Chilean politician (born 1968)

Patricio Eduardo Rosas Barrientos (born May 6, 1968) is a Chilean surgeon and politician. Since March 2018, he has served as deputy for district No. 24, corresponding to the Los Ríos Region.

== Biography ==
He was born on May 6, 1968, in Osorno. He is the son of Dalmiro Rosas Schaaf and Marianela Isabel Barrientos Villanueva. He is divorced and the father of two children. He is a Surgeon from the Austral University of Chile. Subsequently, he obtained a master's degree in Business Administration and a Diploma in Social Management, Community Management, and Family and Community Health and is currently pursuing a master's degree in economics. In March 2014, he assumed the direction of the Valdivia Health Service, as alternate director, after the resignation of Marianela Caro. In January of the following year, he was appointed director of the Valdivia Health Service, a position he held until October 2017.

== Political career ==
In the 2017 parliamentary elections, he was elected deputy for the Socialist Party of Chile (PS) representing the District 24 (Corral, Futrono, La Unión, Lago Ranco, Lanco, Los Lagos, Máfil, Mariquina, Paillaco, Panguipulli, Río Bueno, Valdivia ), XIV Region of Los Ríos, period 2018–2022. He obtained 13,299 votes corresponding to 9.54% of the total votes validly cast.

In this legislative period he joined the permanent Health commissions; and Sciences and Technology.
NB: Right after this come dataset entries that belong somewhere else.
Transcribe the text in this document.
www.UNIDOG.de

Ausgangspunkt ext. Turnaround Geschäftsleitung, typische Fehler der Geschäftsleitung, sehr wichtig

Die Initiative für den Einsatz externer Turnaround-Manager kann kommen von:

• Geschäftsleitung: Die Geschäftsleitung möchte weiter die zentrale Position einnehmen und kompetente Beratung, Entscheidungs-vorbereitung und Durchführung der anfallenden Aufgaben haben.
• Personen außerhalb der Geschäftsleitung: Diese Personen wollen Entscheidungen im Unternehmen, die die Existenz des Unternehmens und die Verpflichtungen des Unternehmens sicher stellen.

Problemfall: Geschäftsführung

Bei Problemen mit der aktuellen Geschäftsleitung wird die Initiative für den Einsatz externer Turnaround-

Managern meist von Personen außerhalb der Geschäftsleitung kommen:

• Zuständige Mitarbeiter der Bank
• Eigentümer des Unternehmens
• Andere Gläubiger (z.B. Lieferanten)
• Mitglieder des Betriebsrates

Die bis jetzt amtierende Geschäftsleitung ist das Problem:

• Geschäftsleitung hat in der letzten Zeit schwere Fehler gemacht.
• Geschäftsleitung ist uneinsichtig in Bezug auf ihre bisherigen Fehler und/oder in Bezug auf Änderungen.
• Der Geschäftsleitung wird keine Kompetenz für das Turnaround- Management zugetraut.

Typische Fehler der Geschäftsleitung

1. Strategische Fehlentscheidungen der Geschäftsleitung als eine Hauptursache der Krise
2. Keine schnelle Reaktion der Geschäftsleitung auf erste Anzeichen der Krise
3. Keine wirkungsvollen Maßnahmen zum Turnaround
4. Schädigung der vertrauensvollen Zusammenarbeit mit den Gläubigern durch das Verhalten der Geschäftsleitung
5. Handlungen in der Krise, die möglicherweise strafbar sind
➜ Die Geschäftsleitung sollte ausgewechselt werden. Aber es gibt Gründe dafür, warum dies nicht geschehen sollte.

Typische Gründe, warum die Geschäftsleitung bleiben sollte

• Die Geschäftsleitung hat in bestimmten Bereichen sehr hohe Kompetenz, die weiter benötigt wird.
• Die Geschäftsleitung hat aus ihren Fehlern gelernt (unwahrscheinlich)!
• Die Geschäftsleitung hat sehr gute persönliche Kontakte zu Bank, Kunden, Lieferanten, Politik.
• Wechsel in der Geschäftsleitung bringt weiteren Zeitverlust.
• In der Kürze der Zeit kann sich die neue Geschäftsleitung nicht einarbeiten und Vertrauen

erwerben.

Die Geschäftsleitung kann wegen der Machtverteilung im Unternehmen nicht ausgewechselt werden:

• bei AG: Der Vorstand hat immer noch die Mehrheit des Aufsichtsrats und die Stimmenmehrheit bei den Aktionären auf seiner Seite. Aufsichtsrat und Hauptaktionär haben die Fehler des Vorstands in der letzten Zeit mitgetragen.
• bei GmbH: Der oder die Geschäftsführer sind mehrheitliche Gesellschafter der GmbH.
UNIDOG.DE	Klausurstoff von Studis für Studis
He also participated in the Special Investigative Commission of possible irregularities in the artificial reduction of waiting lists through the elimination of patients from the National Repository of Waiting Lists, manipulation of statistics and omission of registration.

In June 2019, he decided to present his resignation from the PS due to conflicts with deputy Marcos Ilabaca and senator Alfonso de Urresti. In March 2020 he joined the Unir Movement along with former PS Marcelo Díaz. He remained in said community – belonging to the Frente Amplio since June 2020 – until December 10, 2020, when he announced his resignation. Later he rejoined the community.
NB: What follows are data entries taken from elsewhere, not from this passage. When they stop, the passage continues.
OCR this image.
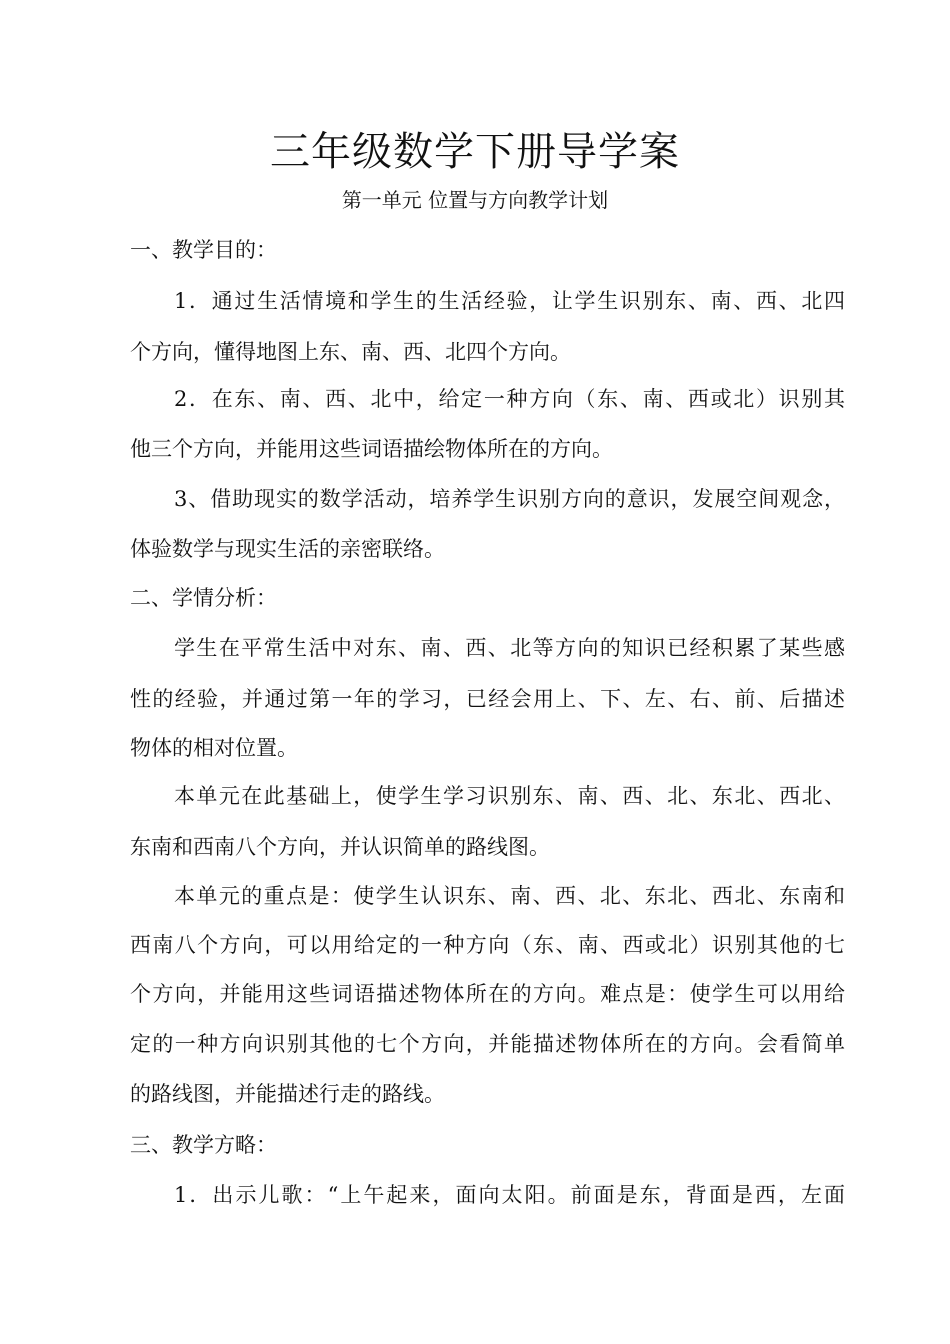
三年级数学下册导学案
第一单元 位置与方向教学计划
一、教学目的：
1．通过生活情境和学生的生活经验，让学生识别东、南、西、北四
个方向，懂得地图上东、南、西、北四个方向。
2．在东、南、西、北中，给定一种方向（东、南、西或北）识别其
他三个方向，并能用这些词语描绘物体所在的方向。
3、借助现实的数学活动，培养学生识别方向的意识，发展空间观念，
体验数学与现实生活的亲密联络。
二、学情分析：
学生在平常生活中对东、南、西、北等方向的知识已经积累了某些感
性的经验，并通过第一年的学习，已经会用上、下、左、右、前、后描述
物体的相对位置。
本单元在此基础上，使学生学习识别东、南、西、北、东北、西北、
东南和西南八个方向，并认识简单的路线图。
本单元的重点是：使学生认识东、南、西、北、东北、西北、东南和
西南八个方向，可以用给定的一种方向（东、南、西或北）识别其他的七
个方向，并能用这些词语描述物体所在的方向。难点是：使学生可以用给
定的一种方向识别其他的七个方向，并能描述物体所在的方向。会看简单
的路线图，并能描述行走的路线。
三、教学方略：
1．出示儿歌：“上午起来，面向太阳。前面是东，背面是西，左面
In the 2021 parliamentary elections he was elected as an independent deputy in a Social Convergence quota. Currently, he is part of the permanent Health commissions; and Economy, Development; Micro, Small and Medium Enterprises; Consumer Protection and Tourism.

On August 5, 2023, the Unir Movement closed its last congress approving the decision to unify with Comunes, in a process of strengthening the Frente Amplio into a single party.

== Controversies ==
Irregular diversion of public funds

On March 23, 2019, the Comptroller General of the Republic determined that Patricio Rosas, along with the mayor of Paillaco Ramona Reyes, and two other officials, had irregularly diverted more than $70 million pesos intended for primary health, which were used to finance a national union event called IX National Congress of the National Confederation of Municipal Health Officials that took place in 2015, in the city of Valdivia. That event was also held through a direct deal with the city's Hotel Dreams. At that time, Rosas served as director of the Health Service of the Los Ríos Region.
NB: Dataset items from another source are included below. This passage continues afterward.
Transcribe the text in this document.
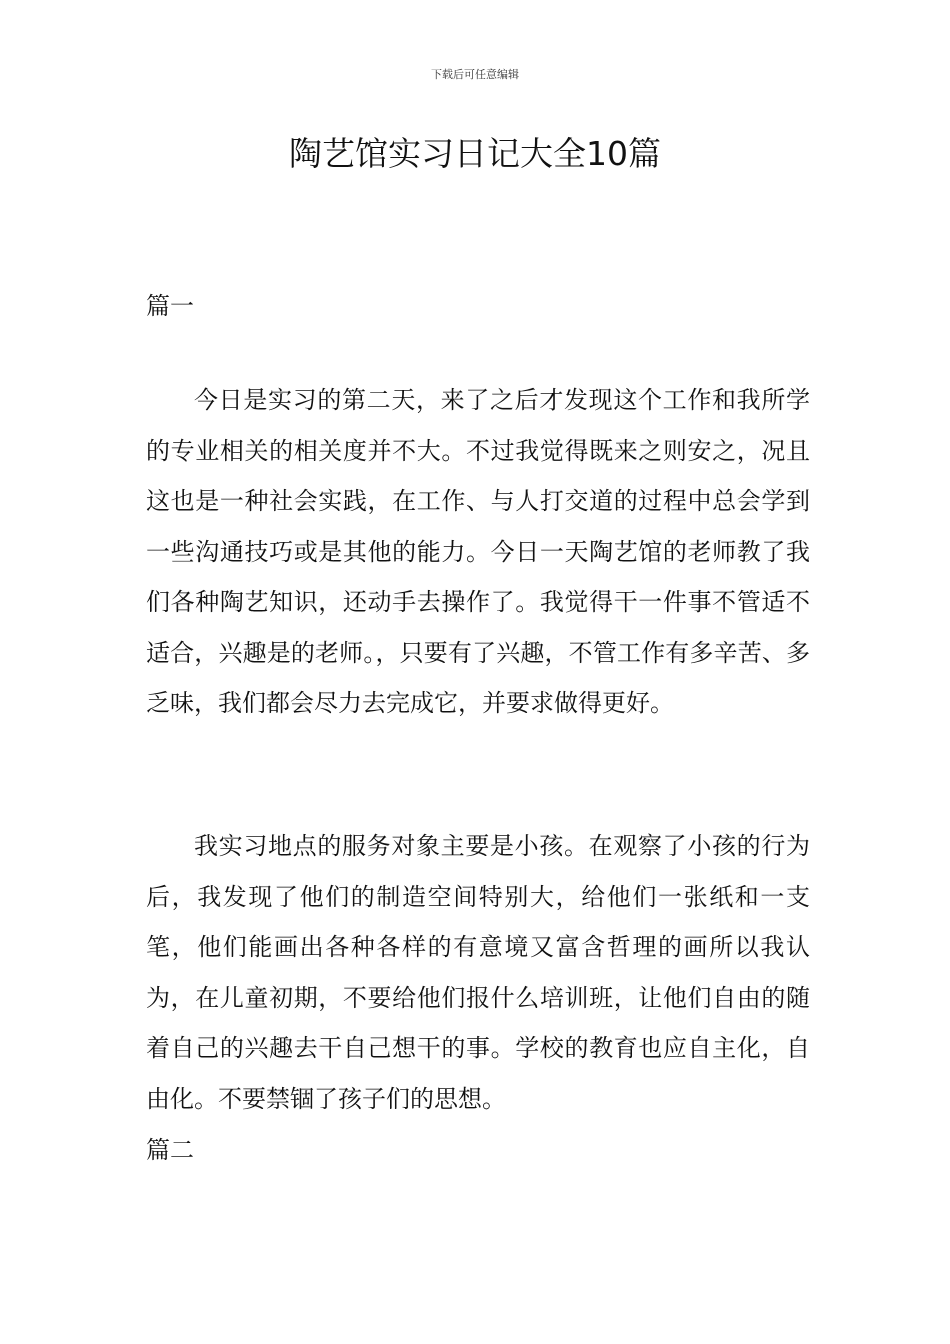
下载后可任意编辑
陶艺馆实习日记大全10篇
篇一

今日是实习的第二天，来了之后才发现这个工作和我所学的专业相关的相关度并不大。不过我觉得既来之则安之，况且这也是一种社会实践，在工作、与人打交道的过程中总会学到一些沟通技巧或是其他的能力。今日一天陶艺馆的老师教了我们各种陶艺知识，还动手去操作了。我觉得干一件事不管适不适合，兴趣是的老师。，只要有了兴趣，不管工作有多辛苦、多乏味，我们都会尽力去完成它，并要求做得更好。

我实习地点的服务对象主要是小孩。在观察了小孩的行为后，我发现了他们的制造空间特别大，给他们一张纸和一支笔，他们能画出各种各样的有意境又富含哲理的画所以我认为，在儿童初期，不要给他们报什么培训班，让他们自由的随着自己的兴趣去干自己想干的事。学校的教育也应自主化，自由化。不要禁锢了孩子们的思想。

篇二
This complaint of irregular deviations was made by deputy Bernardo Berger (who represents the same district as Rosas), where together with other figures from Chile Vamos in the region they seek the dismissal of Mayor Reyes and more legal actions against deputy Rosas. For now, Rosas has been sanctioned with 5% of his monthly parliamentary remuneration, plus other administrative sanctions. Currently, the investigation is ongoing.